Il primo tabù che deve cadere, e qualche crepa nel monolitico muro di accademici e sovrintendenti comincia a intravedersi, è proprio l’apprezzamento dei beni che abbiamo ereditato e che ci circondano. Attribuire un valore non vuol dire sminuire o creare le condizioni per la vendita (tra l’altro impossibile). Significa solo essere consapevoli della fortuna che si ha.
Alcuni studi sostengono che la capacità di estrarre valore da un bene culturale sia negli Stati Uniti sedici volte maggiore che in Italia. Sedici volte maggiore: basta questo dato a suggerire quanti spazi di miglioramento ci siano e quanto reddito da recuperare e quanta occupazione da offrire. Tanto più che l’Unione europea mette su questo piatto 1,8 miliardi di euro (2014-2020).
Per tutti questi motivi l’assessore alla Cultura della Regione Campania, Caterina Miraglia, si è voluta dotare per la prima volta di un piano strategico sulla conoscenza e il miglior utilizzo dell’ampia dotazione regionale affidando al sociologo Domenico De Masi, già fondatore del celebre Festival di Ravello, la compilazione di una ricerca approfondita e dettagliata.

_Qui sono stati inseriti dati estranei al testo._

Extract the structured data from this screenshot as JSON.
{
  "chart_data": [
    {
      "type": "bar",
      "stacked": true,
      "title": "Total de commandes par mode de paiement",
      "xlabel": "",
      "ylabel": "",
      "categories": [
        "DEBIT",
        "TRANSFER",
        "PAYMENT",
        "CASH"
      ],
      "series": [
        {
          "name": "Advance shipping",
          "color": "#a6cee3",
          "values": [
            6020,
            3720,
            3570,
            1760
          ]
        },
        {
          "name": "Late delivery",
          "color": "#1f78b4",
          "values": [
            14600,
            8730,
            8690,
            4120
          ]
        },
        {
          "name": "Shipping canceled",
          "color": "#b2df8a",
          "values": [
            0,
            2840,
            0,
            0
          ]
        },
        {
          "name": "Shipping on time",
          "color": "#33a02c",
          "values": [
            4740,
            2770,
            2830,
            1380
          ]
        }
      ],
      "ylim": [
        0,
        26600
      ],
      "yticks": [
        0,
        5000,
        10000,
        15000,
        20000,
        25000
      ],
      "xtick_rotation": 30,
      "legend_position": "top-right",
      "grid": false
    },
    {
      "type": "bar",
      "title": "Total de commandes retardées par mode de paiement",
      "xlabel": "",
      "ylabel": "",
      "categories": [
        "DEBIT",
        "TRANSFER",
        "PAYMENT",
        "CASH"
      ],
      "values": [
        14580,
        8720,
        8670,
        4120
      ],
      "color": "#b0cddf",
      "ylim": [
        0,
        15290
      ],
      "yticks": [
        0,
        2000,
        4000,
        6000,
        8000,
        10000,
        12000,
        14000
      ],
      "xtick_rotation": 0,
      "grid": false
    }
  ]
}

La discussione con studiosi amministratori e imprenditori durerà tutto il mese di maggio in una serie di confronti ospitati in quella meraviglia della natura e del genio dell’uomo che è il Belvedere di San Leucio dove il re Ferdinando I di Borbone volle realizzare il suo esperimento di fabbrica comunista che ha dato vita alle più belle e celebrate sete del globo. Chissà che il modello non possa essere preso in considerazione anche altrove restituendo vita economica a un’eredità che oggi ci costa più di quello che rende.